The play was denounced as communist propaganda by none other than Ed Sullivan, and the recording gained a certain status as an underground classic during one of the high points of the Great Red Scare of the McCarthy Era.

Hundreds of copies of the LP are known to exist in private record collections. Occasionally copies surface in secondhand stores and other such venue. It is available on-line.

One original copy is owned by television and film writer (Twilight Zone) Jeremy Bertrand Finch who adapted it to a b&w videotape production while attending a northern California college in 1972.

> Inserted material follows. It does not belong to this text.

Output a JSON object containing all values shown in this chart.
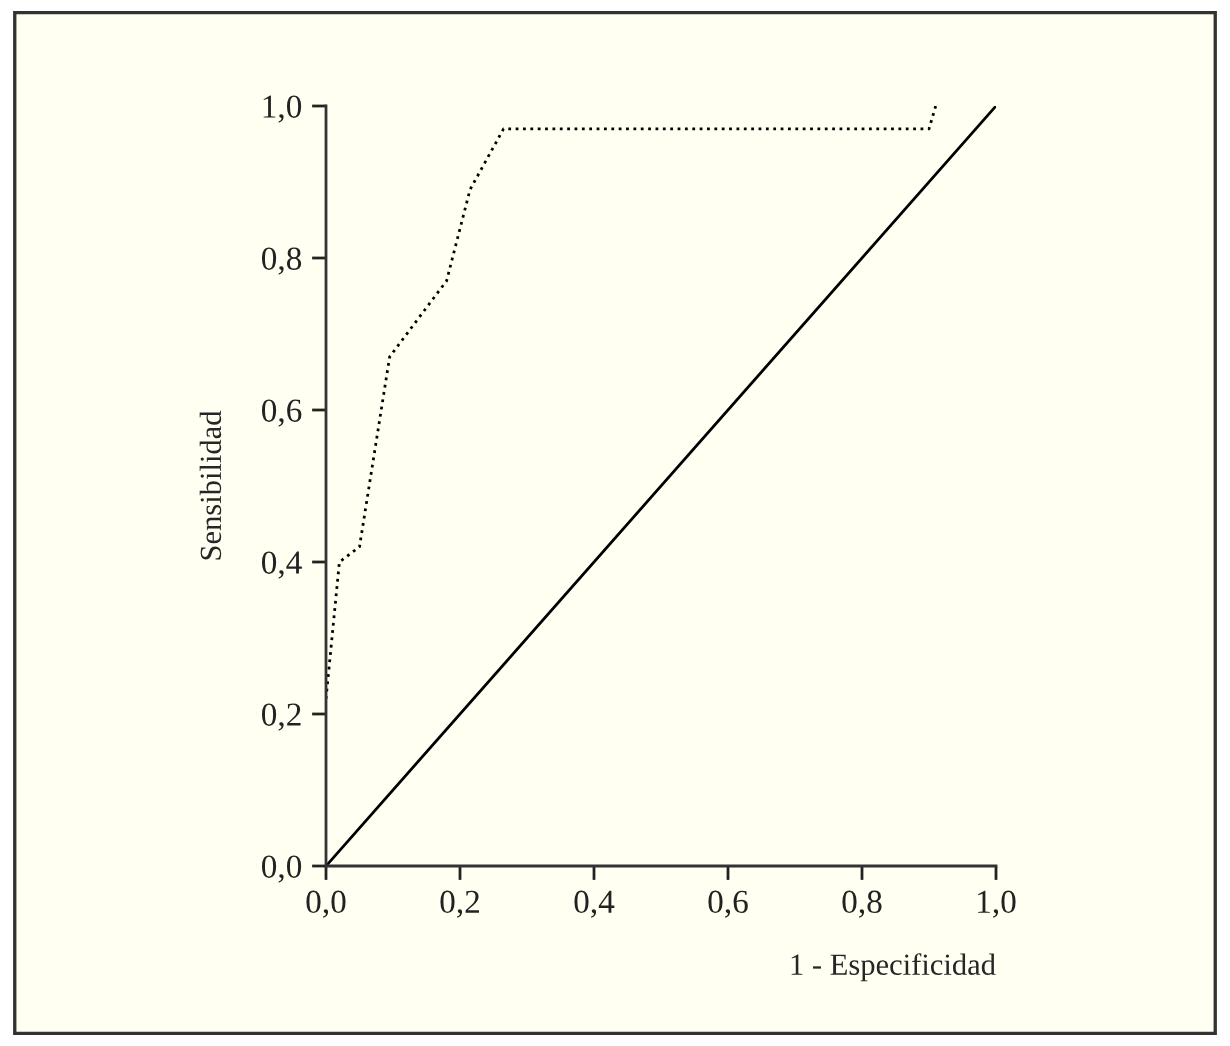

It is not known how many other copies of the original pressing have survived. The British Library, London, has a copy (call number: 1LP0236812). It was issued on the British label Oriole; this pressing had red labels with a catalogue number MG 20006. The BBC has a copy of the LP, and broadcast the play in the Third Programme on 20 October 1966 (in the series 'America since the Bomb').

Broadside Records released an edition of it in very inferior sound quality with portions missing in 1966 (BR 451), and Smithsonian Folkways records has it available as part of their press-on-demand program, along with a full transcript for free download. Although it is not known if this edition has been improved, there are now copies of a digital transfer of the original CBC master with the "Stage 54" opening and close in circulation among collectors.


Reuben Ship, who was a key writer for producer Irving Brecher's radio series The Life of Riley during the mid and late 1940s, was involved in political struggles between two unions vying for control of the burgeoning television industry in the early 1950s, and he was promptly labeled a communist in HUAC hearings. Much to the dismay of the Committee, it was determined that while much of his work could be considered treasonous if written by a US citizen, Reuben Ship was Canadian. The Immigration and Naturalization Service (INS) arrested Ship in July 1953 and, after a prolonged ordeal, threw him out of the US at the Detroit/Windsor border crossing. Ship's comment upon being expelled from the "Land of Liberty" was that he "...felt liberated." It was this experience which gave him the material which he incorporated into The Investigator.


The Canadian Broadcasting Corporation has opened certain of their archives, including the recording of The Investigator. The CBC rebroadcast the play as part of its radio network's archival series Rewind on March 25, 2010. It may be downloaded by contacting the CBC at the website listed below, or it may be listened to in streaming audio by accessing the Journal for MultiMedia History, link given below.

Fallout from US broadcast[edit]

In 1962, radio station KPFK, a member station of the Pacifica Foundation and located in the Los Angeles area, broadcast the play. Although KPFK enjoyed a reputation as an underground radio station, the uproar in the community subsequent to the broadcast nearly cost the station its license.